Monstres est, sans aucun doute, une œuvre féministe, une mise en accusation du privilège du patriarcat, qui a donné et continue de donner aux hommes carte blanche pour se comporter aussi mal qu’ils le souhaitent – au nom de « l’art », ou du « génie », ou peu importe. « Génie » en tant qu’adjectif est rarement associé à quelqu’un d’autre qu’aux hommes blancs. Lorsqu’elle s’adresse aux femmes, c’est pour montrer que le dilemme auquel elles sont confrontées est endémique et insoluble : carrière contre maternité. L’abandon des enfants définit presque invariablement les femmes comme des « monstres ». Il n’existe pas de laissez-passer pour ce que Dederer appelle « le landau dans le couloir ».
Ce qui rend “Monstres” vraiment captivant, en fin de compte, c’est la façon dont il se transforme progressivement en voyage intérieur de l’auteur. Elle traite non seulement la « monstruosité » des personnages célèbres, mais aussi la sienne. Elle se débat avec son choix occasionnel d’écrire (son art) plutôt que de devenir mère. Elle lutte avec le fandom, avec la beauté inéluctable de l’art et de la créativité qui apporte l’amour au monde et nous oblige à ne pas détourner le regard. Elle finit proche de la rédemption : avec la connaissance que personne dans ce monde n’est parfait, et que si nous aimons suffisamment, nous pouvons aimer les monstres aussi – même et surtout ceux de nos propres vies.
J’ai lu Monstres donnez-moi une réponse à la question du nom « Audubon » ? Eh bien, cela n’a pas changé ma position selon laquelle retirer son nom des sociétés Audubon est une étape plutôt simple et indolore pour éliminer la tache – et que c’est important parce que cette tache est profondément blessante pour quiconque souhaite être inclus ; des gens comme celui qui se décrit lui-même comme « Black birder » et le boursier MacArthur J. Drew Lanham, qui a écrit un essai cinglant à la suite de la décision de National Audubon de s’entêter.

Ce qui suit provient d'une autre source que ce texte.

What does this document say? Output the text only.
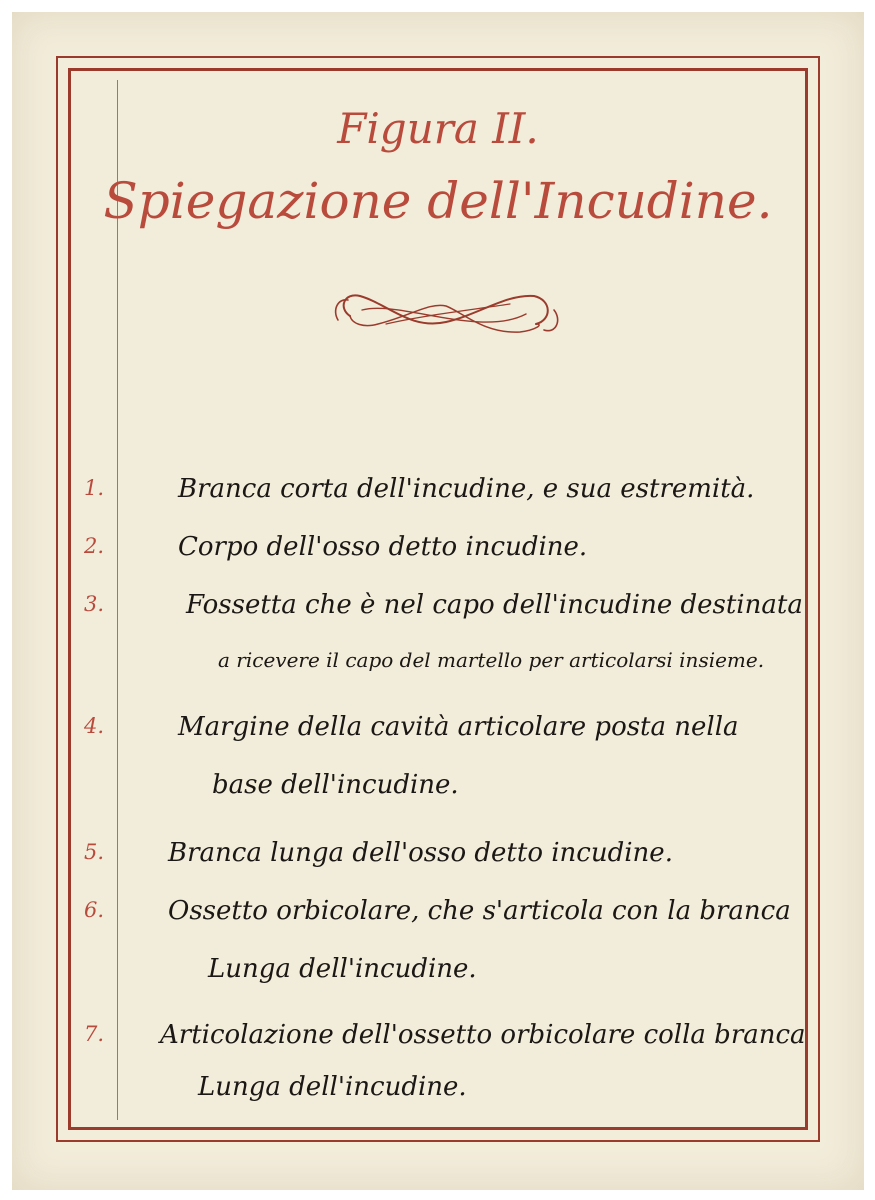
Figura II.
Spiegazione dell'Incudine.
1.	Branca corta dell'incudine, e sua estremità.
2.	Corpo dell'osso detto incudine.
3.	Fossetta che è nel capo dell'incudine destinata
a ricevere il capo del martello per articolarsi insieme.
4.	Margine della cavità articolare posta nella
base dell'incudine.
5. Branca lunga dell'osso detto incudine.
6. Ossetto orbicolare, che s'articola con la branca
Lunga dell'incudine.
7. Articolazione dell'ossetto orbicolare colla branca
Lunga dell'incudine.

Ce que cela m’a apporté, c’est une compréhension plus profonde et plus nuancée des choix difficiles que nous devons faire chaque jour, dans nos propres vies ainsi que dans la façon dont nous réagissons aux œuvres et à la vie des autres. Et peut-être autre chose qui n’est pas explicitement déclaré par l’auteur : que nous devons poursuivre la lutte contre le racisme, le sexisme, la masculinité toxique et tous les autres maux systémiques auxquels nous sommes confrontés.